Rice Paper: 6775 Wilson Blvd (Eden Center), Falls Church, VA 22044; (703) 538-3888;

It’s time for another visit to Eden Center, as we wanted to review at least one more restaurant here before this blog’s first birthday (which will be New Year’s Eve). We launched with the idea of — eventually — reviewing every restaurant at Eden Center. At this rate, we’ll complete the mission in, oh, about thirty years. Why so slow? The traffic pattern at Seven Corners; more on that in a future post.

For this review, we choose one of the most highly-rated restaurants in this Little Saigon village. It has an extensive menu from which we order Ốc Len Xào Dừa (snails with coconut cream) and the Imperial Autumn Rolls, which the menu describes thusly: “Crispy rice thread wrapper filled with marinated minced prawn, crab, taro, and yam combined with added spices and wrapped into rolls.” For all of that, you’d think we might know what to expect — but no. You grab the prawn tail and dip the wrapped, fried concoction in a slightly spicy orange marmalade sauce. It’s crunchy, not too oily, and pretty original.

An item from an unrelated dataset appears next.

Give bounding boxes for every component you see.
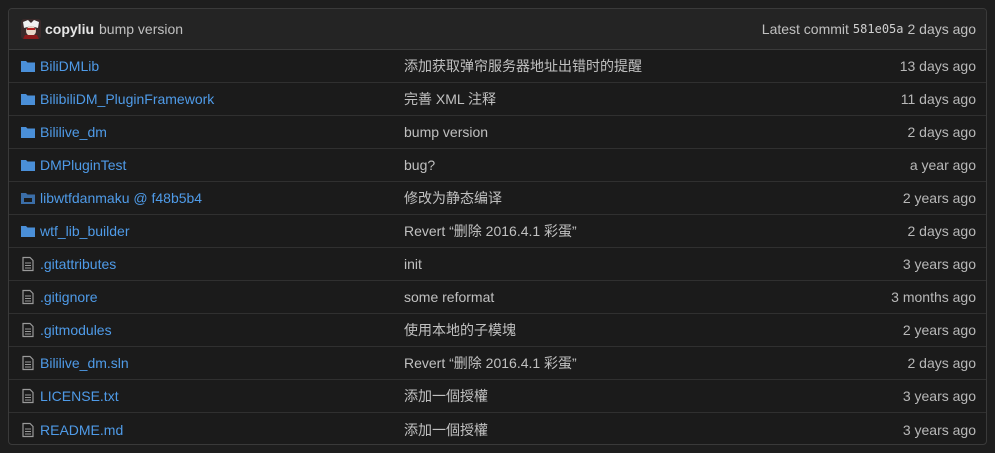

The soup is even more unexpected — a bowl of seasoned coconut cream with scant vegetables and dozens of snails, still in their hard shells. The idea is that you suck the snail meat out of both ends of the shell, fat side first. For all the effort, we don’t get much payoff — but never having sucked both ends of a snail before, maybe our heart just isn’t in it.

There’s also lẩu — Vietnamese hot pot, served here as a group meal — and phở, and pretty much every subcategory of Vietnamese cuisine with which we’re familiar except banh mi. (For that, try Nhu Lahn, just around the corner.)

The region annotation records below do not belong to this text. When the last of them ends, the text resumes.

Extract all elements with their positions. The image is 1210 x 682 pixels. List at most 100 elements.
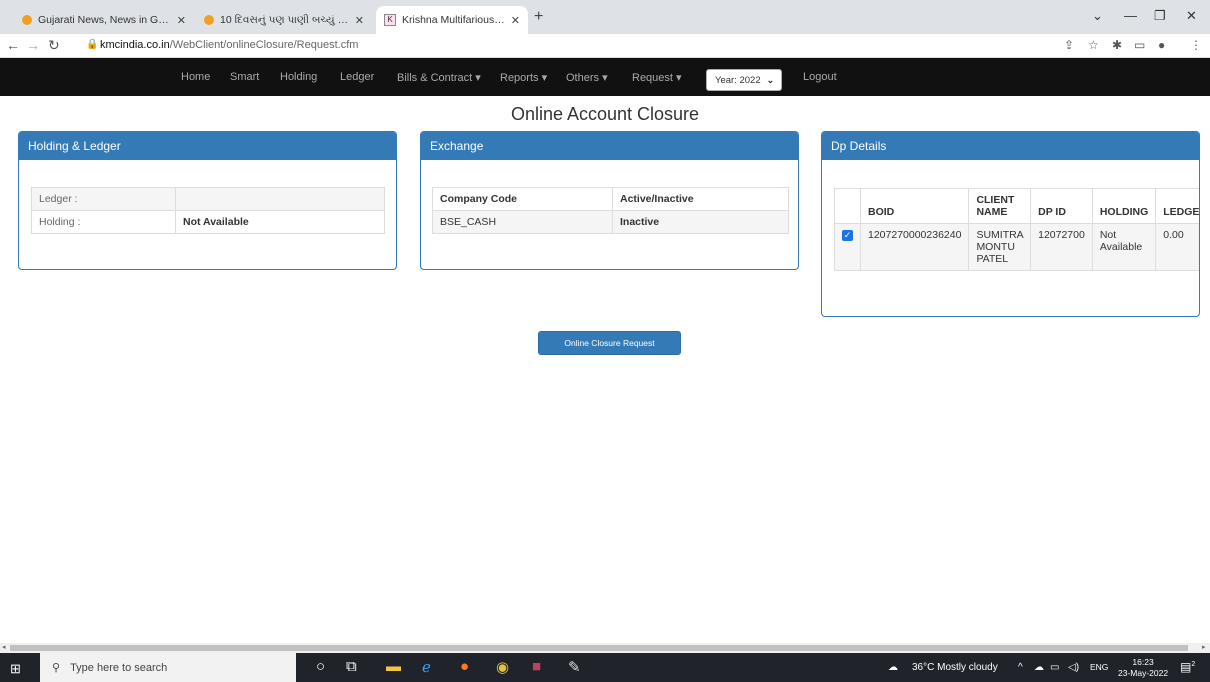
table-row: ✓ 1207270000236240 SUMITRA MONTU PATEL 1…: [834, 223, 1199, 271]
column-header-company-code: Company Code: [432, 187, 613, 211]
chevron-down-icon: ⌄: [766, 74, 775, 85]
tab-label: Krishna Multifarious Pvt.ltd Clien: [402, 14, 505, 26]
clock[interactable]: 16:23 23-May-2022: [1118, 657, 1168, 679]
tab-water-news[interactable]: 10 દિવસનું પણ પાણી બચ્યું નથી, વો ✕: [196, 6, 372, 34]
sidepanel-icon[interactable]: ▭: [1134, 38, 1145, 52]
notification-count: 2: [1191, 661, 1196, 668]
bookmark-star-icon[interactable]: ☆: [1088, 38, 1099, 52]
exchange-panel: Exchange Company Code Active/Inactive BS…: [420, 131, 799, 270]
site-favicon-icon: [22, 15, 32, 25]
browser-tab-bar: Gujarati News, News in Gujarati - ✕ 10 દ…: [0, 0, 1210, 34]
network-icon[interactable]: ▭: [1050, 662, 1059, 673]
profile-icon[interactable]: ●: [1158, 38, 1165, 52]
horizontal-scrollbar[interactable]: ◂ ▸: [0, 643, 1210, 653]
task-view-icon[interactable]: ⧉: [346, 658, 357, 675]
dp-id-cell: 12072700: [1030, 223, 1093, 271]
minimize-icon[interactable]: —: [1124, 8, 1137, 23]
extensions-icon[interactable]: ✱: [1112, 38, 1122, 52]
nav-bills-contract[interactable]: Bills & Contract ▾: [397, 71, 481, 84]
url-host: kmcindia.co.in: [100, 39, 170, 51]
row-checkbox[interactable]: ✓: [842, 230, 853, 241]
row-select-cell: ✓: [834, 223, 861, 271]
weather-text[interactable]: 36°C Mostly cloudy: [912, 662, 998, 673]
nav-holding[interactable]: Holding: [280, 71, 317, 83]
url-path: /WebClient/onlineClosure/Request.cfm: [169, 39, 359, 51]
address-bar: ← → ↻ 🔒 kmcindia.co.in/WebClient/onlineC…: [0, 34, 1210, 58]
forward-icon[interactable]: →: [26, 37, 40, 53]
weather-icon: ☁: [888, 662, 898, 673]
volume-icon[interactable]: ◁): [1068, 662, 1079, 673]
table-row: BSE_CASH Inactive: [432, 210, 789, 234]
column-header-status: Active/Inactive: [612, 187, 789, 211]
windows-taskbar: ⊞ ⚲ Type here to search ○ ⧉ ▬ ℯ ● ◉ ■ ✎ …: [0, 653, 1210, 682]
ledger-cell: 0.00: [1155, 223, 1199, 271]
panel-heading: Exchange: [421, 132, 798, 160]
column-header-client-name: CLIENT NAME: [968, 188, 1032, 224]
tab-gujarati-news[interactable]: Gujarati News, News in Gujarati - ✕: [14, 6, 194, 34]
panel-heading: Dp Details: [822, 132, 1199, 160]
close-icon[interactable]: ✕: [177, 14, 186, 27]
tab-krishna-client[interactable]: K Krishna Multifarious Pvt.ltd Clien ✕: [376, 6, 528, 34]
table-row: Holding : Not Available: [31, 210, 385, 234]
search-icon: ⚲: [52, 662, 61, 674]
close-icon[interactable]: ✕: [355, 14, 364, 27]
page-title: Online Account Closure: [510, 104, 700, 124]
chrome-icon[interactable]: ◉: [496, 658, 509, 676]
paint-icon[interactable]: ✎: [568, 658, 581, 676]
cortana-icon[interactable]: ○: [316, 658, 325, 675]
year-select-value: Year: 2022: [715, 74, 761, 86]
new-tab-button[interactable]: +: [534, 8, 543, 26]
share-icon[interactable]: ⇪: [1064, 38, 1074, 52]
notification-icon[interactable]: ▤2: [1180, 660, 1195, 674]
close-icon[interactable]: ✕: [511, 14, 520, 27]
edge-icon[interactable]: ℯ: [422, 658, 431, 676]
firefox-icon[interactable]: ●: [460, 658, 469, 675]
nav-request[interactable]: Request ▾: [632, 71, 682, 84]
status-cell: Inactive: [612, 210, 789, 234]
holding-cell: Not Available: [1091, 223, 1157, 271]
nav-logout[interactable]: Logout: [803, 71, 837, 83]
nav-smart[interactable]: Smart: [230, 71, 259, 83]
clock-time: 16:23: [1132, 657, 1154, 667]
file-explorer-icon[interactable]: ▬: [386, 658, 401, 675]
site-favicon-icon: K: [384, 14, 396, 26]
table-row: Ledger :: [31, 187, 385, 211]
nav-home[interactable]: Home: [181, 71, 210, 83]
taskbar-search[interactable]: ⚲ Type here to search: [40, 653, 296, 682]
lock-icon: 🔒: [86, 39, 99, 50]
dp-details-table: BOID CLIENT NAME DP ID HOLDING LEDGER ✓ …: [834, 188, 1199, 271]
language-indicator[interactable]: ENG: [1090, 662, 1108, 672]
reload-icon[interactable]: ↻: [48, 37, 60, 54]
online-closure-request-button[interactable]: Online Closure Request: [538, 331, 681, 355]
company-code-cell: BSE_CASH: [432, 210, 613, 234]
close-window-icon[interactable]: ✕: [1186, 8, 1197, 24]
column-header-boid: BOID: [859, 188, 970, 224]
holding-ledger-table: Ledger : Holding : Not Available: [31, 187, 385, 234]
onedrive-icon[interactable]: ☁: [1034, 662, 1044, 673]
url-field[interactable]: kmcindia.co.in/WebClient/onlineClosure/R…: [100, 39, 358, 51]
menu-kebab-icon[interactable]: ⋮: [1190, 38, 1202, 52]
panel-heading: Holding & Ledger: [19, 132, 396, 160]
restore-icon[interactable]: ❐: [1154, 8, 1166, 24]
nav-ledger[interactable]: Ledger: [340, 71, 374, 83]
table-header-row: BOID CLIENT NAME DP ID HOLDING LEDGER: [834, 188, 1199, 224]
app-icon[interactable]: ■: [532, 658, 541, 675]
back-icon[interactable]: ←: [6, 37, 20, 53]
clock-date: 23-May-2022: [1118, 668, 1169, 678]
nav-others[interactable]: Others ▾: [566, 71, 608, 84]
tab-search-chevron-icon[interactable]: ⌄: [1092, 8, 1103, 24]
exchange-table: Company Code Active/Inactive BSE_CASH In…: [432, 187, 789, 234]
year-select[interactable]: Year: 2022 ⌄: [706, 69, 782, 91]
windows-start-icon[interactable]: ⊞: [10, 661, 21, 677]
scrollbar-thumb[interactable]: [10, 645, 1188, 651]
scroll-left-icon[interactable]: ◂: [2, 643, 6, 651]
scroll-right-icon[interactable]: ▸: [1202, 643, 1206, 651]
column-header-holding: HOLDING: [1091, 188, 1157, 224]
tray-chevron-icon[interactable]: ^: [1018, 662, 1023, 673]
tab-label: 10 દિવસનું પણ પાણી બચ્યું નથી, વો: [220, 13, 349, 26]
search-placeholder: Type here to search: [70, 661, 168, 674]
ledger-value: [175, 187, 385, 211]
nav-reports[interactable]: Reports ▾: [500, 71, 547, 84]
holding-value: Not Available: [175, 210, 385, 234]
site-favicon-icon: [204, 15, 214, 25]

We’d recommend this place for its authentic cuisine — McSaigon this is not — and to the more adventurous or just plain curious. And the Bánh Hỏi Gà Nướng Chanh aren’t scary (Grilled Lemon Chicken Skewers with Steamed Vermicelli). In any case, definitely try the Imperial Autumn Rolls.

♦ “100 Very Best Restaurant[s] 2016
Washingtonian review
♦ We never realized Vietnamese, which is often Anglicized, features so many diacritics, circumflexes and crossbars.